Ricky Henry is a New Zealand professional rugby league football coach who is the head coach of the North Queensland Cowboys Women in the NRL Women's Premiership (NRLW) and the New Zealand women's national rugby league team.

He previously worked with the New Zealand Warriors, as an assistant to their NRL team and head coach of their New South Wales Cup team.

==Background==
Henry is of Māori descent from the Ngāpuhi and Ngāti Kahungunu iwis.

==Playing career==
A Junior Kiwis and New Zealand Māori representative, Henry joined the Auckland Warriors in 1995, spending three years at the club without playing first grade. In 1997, he played in the Warriors' Super League Reserve Grade Grand Final loss to the Canterbury Bulldogs. In 1998, Henry joined the South Sydney Rabbitohs, playing reserve grade for two seasons.

==Coaching career==
===New Zealand Warriors===
From 2008 to 2011, Henry worked in a development coaching role with the New Zealand Warriors, which involved preparing NRL Under-20s players for the NRL. Prior to this he coached the Richmond Rovers in the Auckland Rugby League.

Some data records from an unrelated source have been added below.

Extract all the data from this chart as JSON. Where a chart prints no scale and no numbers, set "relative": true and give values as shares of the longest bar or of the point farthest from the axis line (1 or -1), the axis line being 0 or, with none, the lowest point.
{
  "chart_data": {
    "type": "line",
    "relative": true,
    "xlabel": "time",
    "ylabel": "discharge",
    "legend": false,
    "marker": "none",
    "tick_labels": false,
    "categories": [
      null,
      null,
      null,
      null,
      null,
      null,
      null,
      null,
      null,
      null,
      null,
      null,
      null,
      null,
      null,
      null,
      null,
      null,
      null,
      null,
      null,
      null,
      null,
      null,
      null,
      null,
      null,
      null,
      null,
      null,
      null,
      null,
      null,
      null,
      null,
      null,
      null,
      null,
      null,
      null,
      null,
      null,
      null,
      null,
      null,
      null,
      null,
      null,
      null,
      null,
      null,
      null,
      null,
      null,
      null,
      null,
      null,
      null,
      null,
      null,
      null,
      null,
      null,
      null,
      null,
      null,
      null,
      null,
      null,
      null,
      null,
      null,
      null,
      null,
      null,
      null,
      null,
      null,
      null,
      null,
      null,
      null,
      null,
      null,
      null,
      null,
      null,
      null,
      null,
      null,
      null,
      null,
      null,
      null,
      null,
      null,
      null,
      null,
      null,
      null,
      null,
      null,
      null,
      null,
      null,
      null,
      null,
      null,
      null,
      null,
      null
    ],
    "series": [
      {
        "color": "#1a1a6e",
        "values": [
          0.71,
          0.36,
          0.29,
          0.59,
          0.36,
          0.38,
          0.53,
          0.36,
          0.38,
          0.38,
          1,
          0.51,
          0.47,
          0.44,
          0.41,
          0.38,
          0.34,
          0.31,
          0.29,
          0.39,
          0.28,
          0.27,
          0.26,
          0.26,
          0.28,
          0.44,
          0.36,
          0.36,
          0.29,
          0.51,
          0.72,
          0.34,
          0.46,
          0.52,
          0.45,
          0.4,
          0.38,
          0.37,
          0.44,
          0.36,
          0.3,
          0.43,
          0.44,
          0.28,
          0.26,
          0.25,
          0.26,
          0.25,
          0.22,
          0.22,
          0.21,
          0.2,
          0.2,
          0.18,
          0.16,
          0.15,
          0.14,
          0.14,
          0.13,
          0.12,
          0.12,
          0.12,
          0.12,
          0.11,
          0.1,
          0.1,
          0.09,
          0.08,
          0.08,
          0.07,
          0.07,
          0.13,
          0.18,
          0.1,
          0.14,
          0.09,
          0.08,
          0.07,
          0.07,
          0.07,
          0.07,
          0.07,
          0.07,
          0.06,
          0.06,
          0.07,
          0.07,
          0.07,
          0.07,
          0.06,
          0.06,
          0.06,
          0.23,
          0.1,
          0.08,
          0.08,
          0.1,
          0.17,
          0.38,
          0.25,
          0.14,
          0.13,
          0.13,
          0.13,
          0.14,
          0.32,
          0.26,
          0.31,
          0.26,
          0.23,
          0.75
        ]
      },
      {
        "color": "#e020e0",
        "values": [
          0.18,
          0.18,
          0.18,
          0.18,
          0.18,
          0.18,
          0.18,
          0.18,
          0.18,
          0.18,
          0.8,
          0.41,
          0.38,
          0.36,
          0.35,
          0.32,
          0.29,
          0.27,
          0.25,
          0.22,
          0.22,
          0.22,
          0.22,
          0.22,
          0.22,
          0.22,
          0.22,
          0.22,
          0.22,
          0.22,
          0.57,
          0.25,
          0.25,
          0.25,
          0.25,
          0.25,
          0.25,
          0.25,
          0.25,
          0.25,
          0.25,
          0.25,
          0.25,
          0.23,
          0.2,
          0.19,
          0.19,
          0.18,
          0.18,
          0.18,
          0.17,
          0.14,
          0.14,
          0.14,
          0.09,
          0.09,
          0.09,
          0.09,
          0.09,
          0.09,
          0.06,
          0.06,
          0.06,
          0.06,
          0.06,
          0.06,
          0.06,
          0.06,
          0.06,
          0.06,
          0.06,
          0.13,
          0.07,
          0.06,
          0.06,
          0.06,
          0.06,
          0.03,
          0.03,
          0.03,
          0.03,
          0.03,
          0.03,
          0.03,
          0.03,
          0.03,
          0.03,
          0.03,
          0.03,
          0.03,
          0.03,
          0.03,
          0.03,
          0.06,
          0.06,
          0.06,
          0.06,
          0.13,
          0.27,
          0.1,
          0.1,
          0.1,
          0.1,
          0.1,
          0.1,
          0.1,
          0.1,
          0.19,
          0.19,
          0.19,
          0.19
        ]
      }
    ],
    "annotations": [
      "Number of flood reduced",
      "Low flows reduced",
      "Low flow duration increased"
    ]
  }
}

In 2012, he was appointed head coach of the Auckland Vulcans, the Warriors' New South Wales Cup feeder club. Following the season, he was promoted to Warriors' NRL assistant coach under Matthew Elliott. He left the role at the end of the 2014 season following Elliott's departure.

In 2016, Henry returned to the Warriors as NSW Cup assistant coach under Stacey Jones. In 2017, he took over from Jones as head coach, taking the side to the preliminary final. In 2018, he coached the Warriors' Jersey Flegg Cup side. In 2019, he was again the assistant coach for the NSW Cup side.

===New Zealand Kiwi Ferns===
On 20 September 2020, Henry was announced as head coach of the New Zealand women's national rugby league team. On 7 November 2020, he won his first game in charge of the side, a 28–8 win over Fetu Samoa at Mt Smart Stadium.

In November 2022, Henry led the Kiwi Ferns to the final of the 2021 Women's Rugby League World Cup, which they lost to Australia 54–4.

On 28 October 2023, the Kiwi Ferns defeated Australia 12–6 to win the Pacific Championships. It was their first win over Australia since 2016 and their first major trophy since the 2008 World Cup.

===North Queensland Cowboys===
On 20 February 2024, Henry was appointed head coach of the North Queensland Cowboys Women's team, signing a three-year contract.